Sugarbush is located in the Mad River Valley, also the home of the Mad River Glen Ski area. The current incarnation of Sugarbush was formed when the Sugarbush Resort acquired neighboring Glen Ellen ski area in 1979. In 1995, an 11,000 foot long chairlift, the Slide Brook Express, was built to connect the two resorts.
In October of 2001, Summit Ventures bought the entire resort from American Skiing Company. Summit Ventures is headed by Win Smith, a long-time Sugarbush skier who can be spotted on the slopes and in the lodges on a near-daily basis. With a private ownership group made up of skiers, the mountain has seen steady improvement in facilities since 2001. One major new lift has been installed, many modern snowmaking guns have been added, the Lincoln Peak base lodge was torn down and reconstructed, two major condominium complexes have been built, and two significant skier services buildings (ski school, rentals, children’s programs, ticket offices, etc.) have been added.To skiers who have not been at Sugarbush since the turn of the century, it really is a completely different mountain, at least at the base.
But, the real appeal of Sugarbush is on the hill itself. This is a mountain populated by hard-core skiers who love difficult terrain. Only 20% of the resort’s 111 official trails are designated as easy (green) terrain, while nearly twice that many trails are listed as expert terrain. In addition to the numerous expert trails, Sugarbush has officially opened many tree runs that used to be known only to locals. For years, there were only four tree runs on the map at Lincoln Peak. Now, there are many more, and some of them offer some of the most challenging skiing in the east. Plus, many more routes exist, many of them well known, but only to the locals.
One of the highlights of Sugarbush is the Castlerock ski area, which is very much like a miniature Mad River Glen tucked into the center of Lincoln Peak. There is no snowmaking, grooming is infrequent, although it happens occasionally, the area is served by a somewhat slow double chair that deliberately limits the number of skiers on the four main trails, multiple side trails, and numerous tree lines in this area.

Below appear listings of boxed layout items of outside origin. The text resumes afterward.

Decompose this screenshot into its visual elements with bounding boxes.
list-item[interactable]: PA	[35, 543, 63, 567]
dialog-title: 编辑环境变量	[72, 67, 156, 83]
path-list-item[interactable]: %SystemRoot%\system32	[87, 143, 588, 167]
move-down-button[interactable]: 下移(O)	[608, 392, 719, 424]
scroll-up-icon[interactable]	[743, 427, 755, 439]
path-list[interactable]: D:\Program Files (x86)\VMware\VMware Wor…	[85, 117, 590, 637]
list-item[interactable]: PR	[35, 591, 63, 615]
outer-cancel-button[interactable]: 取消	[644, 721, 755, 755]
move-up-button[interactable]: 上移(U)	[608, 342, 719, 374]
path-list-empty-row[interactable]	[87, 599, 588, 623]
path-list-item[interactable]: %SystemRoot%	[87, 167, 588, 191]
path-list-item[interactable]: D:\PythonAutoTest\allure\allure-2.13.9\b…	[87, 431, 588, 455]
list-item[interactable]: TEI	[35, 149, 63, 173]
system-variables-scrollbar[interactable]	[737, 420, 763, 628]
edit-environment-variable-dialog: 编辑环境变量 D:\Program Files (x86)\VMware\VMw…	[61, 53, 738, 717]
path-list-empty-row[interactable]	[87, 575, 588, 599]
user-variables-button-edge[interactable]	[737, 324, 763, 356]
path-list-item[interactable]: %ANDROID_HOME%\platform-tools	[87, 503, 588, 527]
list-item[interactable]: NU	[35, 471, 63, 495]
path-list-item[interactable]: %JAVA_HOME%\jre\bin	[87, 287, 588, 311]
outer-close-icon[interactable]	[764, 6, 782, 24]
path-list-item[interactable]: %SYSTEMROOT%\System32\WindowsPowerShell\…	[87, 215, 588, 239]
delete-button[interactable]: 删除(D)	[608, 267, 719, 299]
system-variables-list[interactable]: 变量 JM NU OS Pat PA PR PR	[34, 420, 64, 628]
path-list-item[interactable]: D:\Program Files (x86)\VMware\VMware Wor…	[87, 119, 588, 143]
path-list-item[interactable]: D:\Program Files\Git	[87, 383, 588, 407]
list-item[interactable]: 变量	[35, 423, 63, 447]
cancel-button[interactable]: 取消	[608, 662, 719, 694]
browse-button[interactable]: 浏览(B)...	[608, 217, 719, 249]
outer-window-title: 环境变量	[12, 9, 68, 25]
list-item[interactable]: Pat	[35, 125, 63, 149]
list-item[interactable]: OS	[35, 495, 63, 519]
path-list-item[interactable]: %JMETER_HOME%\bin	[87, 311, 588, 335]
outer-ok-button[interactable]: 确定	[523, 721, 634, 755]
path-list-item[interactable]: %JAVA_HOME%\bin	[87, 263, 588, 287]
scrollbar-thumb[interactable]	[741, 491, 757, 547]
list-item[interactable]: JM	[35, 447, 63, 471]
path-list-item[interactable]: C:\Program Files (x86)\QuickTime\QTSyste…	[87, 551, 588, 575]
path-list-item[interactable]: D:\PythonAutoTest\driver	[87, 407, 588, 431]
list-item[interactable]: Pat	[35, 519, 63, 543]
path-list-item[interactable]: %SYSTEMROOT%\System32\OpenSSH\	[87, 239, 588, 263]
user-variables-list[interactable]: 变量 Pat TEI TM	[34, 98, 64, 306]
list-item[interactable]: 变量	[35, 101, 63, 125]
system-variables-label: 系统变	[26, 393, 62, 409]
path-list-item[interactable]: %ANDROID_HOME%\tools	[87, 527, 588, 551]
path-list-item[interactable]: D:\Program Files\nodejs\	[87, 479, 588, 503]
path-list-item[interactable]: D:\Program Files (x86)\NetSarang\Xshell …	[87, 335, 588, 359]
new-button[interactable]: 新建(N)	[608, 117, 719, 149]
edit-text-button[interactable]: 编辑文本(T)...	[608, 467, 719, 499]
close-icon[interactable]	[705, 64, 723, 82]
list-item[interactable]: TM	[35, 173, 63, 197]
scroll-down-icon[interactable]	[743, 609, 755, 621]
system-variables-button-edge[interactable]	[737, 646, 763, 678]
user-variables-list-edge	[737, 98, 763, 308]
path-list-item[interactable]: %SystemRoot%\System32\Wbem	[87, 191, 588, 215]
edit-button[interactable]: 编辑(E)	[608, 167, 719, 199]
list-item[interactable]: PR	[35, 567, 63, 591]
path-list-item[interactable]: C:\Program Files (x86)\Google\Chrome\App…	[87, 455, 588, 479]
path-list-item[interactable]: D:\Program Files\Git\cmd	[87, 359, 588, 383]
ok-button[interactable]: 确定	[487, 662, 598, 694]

Another popular destination is the Slide Brook Basin, which is accessed from the North Lynx chair. No grooming or snow-making exist here, and the entire bowl is “ski at your own risk”. However, most of the trails are easy to follow and most have moderate grades. The skiing is moderately difficult and very remote. Skiers return to the main mountain via shuttle bus after skiing the Slide Brook Basin. Please be sure the busses are running before entering this terrain and do not ski here alone. Groups of 3 or more are recommended for safety reasons.
Mt. Ellen tends to be a bit colder and windier than Lincoln Peak, and it has an older and more rustic base lodge. It is also less crowded and offers excellent terrain. The steepest on-trail pitch at Sugarbush can be found on skier’s right as you enter the FIS trail from the summit quad. Bravo and Black Diamond offer large moguls that will challenge anyone. Tree runs found off of Exterminator, Bravo and Tumbler are fun and challenging. But, many easier trails can be found as well. Walt’s is a perfect example of a remote-feeling and fun trail for the non-experts.
Back at Lincoln Peak, check out Stein’s Run or Ripcord for steeps. If you want a more natural and remote experience while still on trails, look to Paradise or Rumble. Using appropriate safety precautions enter the Long Trail from Paradise and seek out numerous steep tree lines. Inbounds, look to the tree runs Gangster’s Grotto or Stein’s Woods for steeps, or Eden, Race Course Woods, or Deeper Sleeper for moderately easy tree lines. Beginners should stick to the Gate House chair at Lincoln Peak and the Inverness or GMX chairs at Mt. Ellen. Intermediate skiers can easily make to the summit of any chair except Castlerock and expect moderate cruising terrain to the bottom.
At the end of the day, be sure to stop in at the Castlerock Pub, and let Shawn Fuschetto serve you a beverage from a broad selection of Vermont-made beverages.